Writer/Artist: Paul Hornschemeier
Collecting FORLORN FUNNIES #2-4, plus additional material
Price: $14.95
Publisher: Dark Horse Books
ISBN: 1-59307-037-3
In Paul Hornschemeier's debut graphic novel MOTHER, COME HOME, Thomas Tennant is a motherless son attempting to rearrange his recently entropic family life. After the death of Thomas's mother, his father David descends into his own shattered mind, attempting to live his life intentionally unaware of his wife's death.
Wearing a plasticine lion mask and faux ermine cape given to him by his mother, Thomas assumes the role of groundskeeper, tending to the areas of his household and his life that are neglected in her absence, exerting what little control he has over the chaotic forces that threaten to rend Thomas and his father apart.
Unfortunately, David doesn't seem to have anything as tangible to cling to, or the will do to so, and is eventually committed to an asylum, physically and mentally trapped and unable to force the wriggle room he needs to accept the truth.

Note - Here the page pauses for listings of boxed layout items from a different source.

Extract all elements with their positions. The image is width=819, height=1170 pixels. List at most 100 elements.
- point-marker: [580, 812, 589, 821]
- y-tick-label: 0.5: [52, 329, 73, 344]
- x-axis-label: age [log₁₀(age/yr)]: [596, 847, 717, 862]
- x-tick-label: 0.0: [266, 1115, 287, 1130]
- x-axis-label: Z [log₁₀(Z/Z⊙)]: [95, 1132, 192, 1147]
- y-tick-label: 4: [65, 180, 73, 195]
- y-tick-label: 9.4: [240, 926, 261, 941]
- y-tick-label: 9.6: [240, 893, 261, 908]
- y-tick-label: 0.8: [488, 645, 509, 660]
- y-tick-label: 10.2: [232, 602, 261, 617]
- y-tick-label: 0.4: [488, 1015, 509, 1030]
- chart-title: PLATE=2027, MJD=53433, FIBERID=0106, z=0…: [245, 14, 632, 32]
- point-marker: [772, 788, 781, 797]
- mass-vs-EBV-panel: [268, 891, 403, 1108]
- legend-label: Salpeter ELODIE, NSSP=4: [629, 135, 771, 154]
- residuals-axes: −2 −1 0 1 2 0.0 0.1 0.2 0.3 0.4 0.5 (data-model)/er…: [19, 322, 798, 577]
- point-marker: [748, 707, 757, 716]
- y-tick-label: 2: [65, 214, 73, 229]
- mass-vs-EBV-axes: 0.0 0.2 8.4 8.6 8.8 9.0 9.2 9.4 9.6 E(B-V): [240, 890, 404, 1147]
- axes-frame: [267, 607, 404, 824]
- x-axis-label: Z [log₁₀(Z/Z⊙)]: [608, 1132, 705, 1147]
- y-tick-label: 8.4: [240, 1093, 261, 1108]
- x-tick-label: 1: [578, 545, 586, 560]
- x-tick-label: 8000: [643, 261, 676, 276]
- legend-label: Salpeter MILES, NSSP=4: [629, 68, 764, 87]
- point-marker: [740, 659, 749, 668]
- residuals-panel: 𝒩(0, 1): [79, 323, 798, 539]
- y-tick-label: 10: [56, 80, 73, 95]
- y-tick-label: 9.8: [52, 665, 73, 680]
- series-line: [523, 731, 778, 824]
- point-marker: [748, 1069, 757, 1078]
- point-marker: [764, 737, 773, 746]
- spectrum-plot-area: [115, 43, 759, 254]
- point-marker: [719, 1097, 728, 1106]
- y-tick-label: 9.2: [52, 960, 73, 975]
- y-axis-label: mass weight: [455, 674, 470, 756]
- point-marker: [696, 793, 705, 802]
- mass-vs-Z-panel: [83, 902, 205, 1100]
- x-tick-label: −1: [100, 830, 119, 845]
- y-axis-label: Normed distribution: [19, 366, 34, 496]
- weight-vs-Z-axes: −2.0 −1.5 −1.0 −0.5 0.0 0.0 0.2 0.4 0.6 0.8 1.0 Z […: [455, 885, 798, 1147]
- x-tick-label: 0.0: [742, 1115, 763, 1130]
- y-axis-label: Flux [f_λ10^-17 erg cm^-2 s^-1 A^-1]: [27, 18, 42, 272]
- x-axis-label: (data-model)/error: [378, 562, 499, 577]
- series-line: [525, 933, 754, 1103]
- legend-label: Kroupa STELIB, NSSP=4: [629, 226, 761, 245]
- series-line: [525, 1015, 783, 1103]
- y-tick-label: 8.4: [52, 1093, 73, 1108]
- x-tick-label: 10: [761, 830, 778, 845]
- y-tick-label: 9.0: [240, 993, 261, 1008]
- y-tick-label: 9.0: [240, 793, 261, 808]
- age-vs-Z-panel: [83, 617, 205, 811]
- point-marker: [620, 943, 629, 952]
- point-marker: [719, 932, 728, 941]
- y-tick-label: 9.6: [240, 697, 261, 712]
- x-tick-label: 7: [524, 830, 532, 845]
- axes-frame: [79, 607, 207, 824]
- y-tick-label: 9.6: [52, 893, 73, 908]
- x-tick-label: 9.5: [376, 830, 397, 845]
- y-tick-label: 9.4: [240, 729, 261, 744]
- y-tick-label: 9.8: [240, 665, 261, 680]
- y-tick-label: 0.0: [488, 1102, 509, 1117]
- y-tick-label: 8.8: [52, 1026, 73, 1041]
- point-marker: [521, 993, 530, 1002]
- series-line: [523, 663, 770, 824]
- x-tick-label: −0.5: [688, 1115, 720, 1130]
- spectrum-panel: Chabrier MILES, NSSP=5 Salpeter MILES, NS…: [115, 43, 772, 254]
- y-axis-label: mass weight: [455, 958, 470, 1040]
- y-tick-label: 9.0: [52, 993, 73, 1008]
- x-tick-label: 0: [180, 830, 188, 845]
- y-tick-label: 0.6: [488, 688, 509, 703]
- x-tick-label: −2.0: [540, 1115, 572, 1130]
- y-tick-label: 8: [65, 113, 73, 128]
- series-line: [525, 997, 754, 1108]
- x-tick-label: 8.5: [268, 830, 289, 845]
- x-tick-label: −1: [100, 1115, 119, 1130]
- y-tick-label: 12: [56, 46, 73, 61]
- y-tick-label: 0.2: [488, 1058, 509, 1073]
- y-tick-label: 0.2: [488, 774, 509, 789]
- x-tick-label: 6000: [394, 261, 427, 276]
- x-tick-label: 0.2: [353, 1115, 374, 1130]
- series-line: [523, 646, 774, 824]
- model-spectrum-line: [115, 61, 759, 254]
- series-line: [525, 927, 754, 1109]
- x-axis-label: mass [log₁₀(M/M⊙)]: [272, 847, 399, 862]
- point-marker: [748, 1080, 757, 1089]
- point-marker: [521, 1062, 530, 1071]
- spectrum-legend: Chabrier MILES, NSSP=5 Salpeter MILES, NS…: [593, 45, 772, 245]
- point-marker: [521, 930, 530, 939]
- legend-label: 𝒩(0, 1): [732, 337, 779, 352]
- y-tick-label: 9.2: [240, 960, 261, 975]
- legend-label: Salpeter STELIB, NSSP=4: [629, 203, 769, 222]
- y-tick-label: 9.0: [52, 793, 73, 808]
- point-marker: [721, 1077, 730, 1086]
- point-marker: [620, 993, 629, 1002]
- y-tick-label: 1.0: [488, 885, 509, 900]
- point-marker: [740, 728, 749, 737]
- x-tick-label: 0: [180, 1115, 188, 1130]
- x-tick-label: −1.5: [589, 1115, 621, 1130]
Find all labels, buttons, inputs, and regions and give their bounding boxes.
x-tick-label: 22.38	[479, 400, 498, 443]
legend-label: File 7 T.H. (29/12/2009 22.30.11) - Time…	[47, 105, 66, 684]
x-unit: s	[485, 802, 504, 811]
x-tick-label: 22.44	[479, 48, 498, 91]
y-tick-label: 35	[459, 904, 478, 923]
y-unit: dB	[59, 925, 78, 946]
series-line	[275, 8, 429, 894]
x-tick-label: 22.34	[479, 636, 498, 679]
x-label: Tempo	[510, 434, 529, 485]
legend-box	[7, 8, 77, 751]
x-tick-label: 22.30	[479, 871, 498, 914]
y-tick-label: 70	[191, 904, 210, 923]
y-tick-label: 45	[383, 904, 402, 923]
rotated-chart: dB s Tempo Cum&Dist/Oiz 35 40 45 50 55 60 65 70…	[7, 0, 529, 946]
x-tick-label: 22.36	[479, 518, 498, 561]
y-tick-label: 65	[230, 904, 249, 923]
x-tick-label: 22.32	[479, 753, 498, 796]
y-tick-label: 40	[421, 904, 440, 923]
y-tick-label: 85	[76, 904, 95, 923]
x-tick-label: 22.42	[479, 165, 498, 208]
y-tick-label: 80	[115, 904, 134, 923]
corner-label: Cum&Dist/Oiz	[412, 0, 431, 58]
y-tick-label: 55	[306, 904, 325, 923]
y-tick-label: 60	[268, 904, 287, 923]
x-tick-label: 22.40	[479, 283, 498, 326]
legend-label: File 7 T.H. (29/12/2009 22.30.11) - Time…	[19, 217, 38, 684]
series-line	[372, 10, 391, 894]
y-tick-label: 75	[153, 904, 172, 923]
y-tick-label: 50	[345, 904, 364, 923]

Thomas, as a vigilant groundskeeper, recognises his father's need, and takes it upon himself to release him.
MOTHER, COME HOME is a short, powerful work energised by the unique tension Hornschemeier is able to create in the Tennants' struggles between freedom and control, a struggle that is evident with each phrase of dialogue taut with multiple meanings, every carefully bisected panel superimposing more limits upon their rapidly shrinking lives.
Though MOTHER, COME HOME will undoubtedly cast a greater public awareness on his work, Hornschemeier has been toiling away in the independents for a few years now with impressive results. His experimental series SEQUENTIAL, while certainly the work of a young cartoonist eager to discover new territory, displayed a rapidly-maturing sense of place and style with each successive issue, coalescing in the story 'Ex Falso Quodlibet', from SEQUENTIAL #7, the series' finale. Sensing perhaps the pinnacle of his SEQUENTIAL experiments, Hornschemeier then unveiled FORLORN FUNNIES, from which MOTHER, COME HOME is taken.
Although he's most certainly a formalist, Hornschemeier is a formalist unlike most others. The misconception that most beneath this categorical umbrella hold is that complex constructions, eccentric layouts or experimental approaches will produce unique, perhaps even fantastic results. These attempts at innovation, while novel and in a way invigorating, frequently do little more than favour form at the expense of content; style over substance; narrative in lieu of story.
Hornschemeier's formalistic inventions are far subtler and certainly more effective. Although there are certainly visual and physical aspects of his approach - an understated yet effective colouring technique, his careful attention to the minutia of the reading experience that most ignore (paper stock, cover design, etc.) - his most impressive tinkering is applied to the story itself.
By allowing himself the freedom to experiment with the structure of the story rather than the structure of the page, Hornschemeier does a few fascinating things with MOTHER, COME HOME. The intro to the book, a dreamy, squamous smear of black on the pages, takes place after the climax of the book, and adds even more gravity to the story upon a second reading.
The book is narrated by an adult Thomas writing an introduction to a larger work, though in several places the older Thomas' voice drops out, and the younger Thomas takes over and the quality of the illustration - which is mostly very simple, but confident and effortlessly representational - descends into childlike chicken scratches. The story proper of MOTHER, COME HOME is enveloped in a unique outer structure, that of the book introduction, which at first seems perfunctory at best, art school wankery at worst, but which eventually delivers many details of Thomas as the man he came to be, as well as an effective and uplifting four word epitaph to the events.
All of this is not to suggest that Hornschemeier neglected the visual aspects of his approach. Quite the opposite, actually. As I mentioned earlier, there's always something going on within the panels that comments on the moment that the panel represents. As David retreats further into his self-destructive solipsism, the very panels seem to exert an extra force upon him, trapping him in rooms within rooms, the perfectly rectangular windowpane, etc. Also of note is Hornschemeier's muted colouring technique, as simple an approach as you can find, but subtly affecting upon the environment, the characters, and the readers.
MOTHER, COME HOME is a book that I think will escape true appreciation for some time. Not because it's underrated - in fact, everybody who reviews it seems to love it as I do - but because it seems that no matter how far you dig, you will never reach the bottom of Hornschemeier's levels of meaning.
Like the films of Charlie Kaufman or the novels of Kurt Vonnegut, it seems that most of the things you're processing are spontaneous, meaningless, weightless in the overall scope of the story. But every time you process the work again, something that once seemed so tangential now becomes another artery connected directly to the heart of the story.
MOTHER, COME HOME is a book unlike most others. It manages to impress visually, technically, and emotionally without being self-conscious or pretentious. It's a good book for its creator's audacity alone, in attempting something that has never quite been done before, in so unique and unconventional a fashion. What makes it a great book is Hornschemeier's success.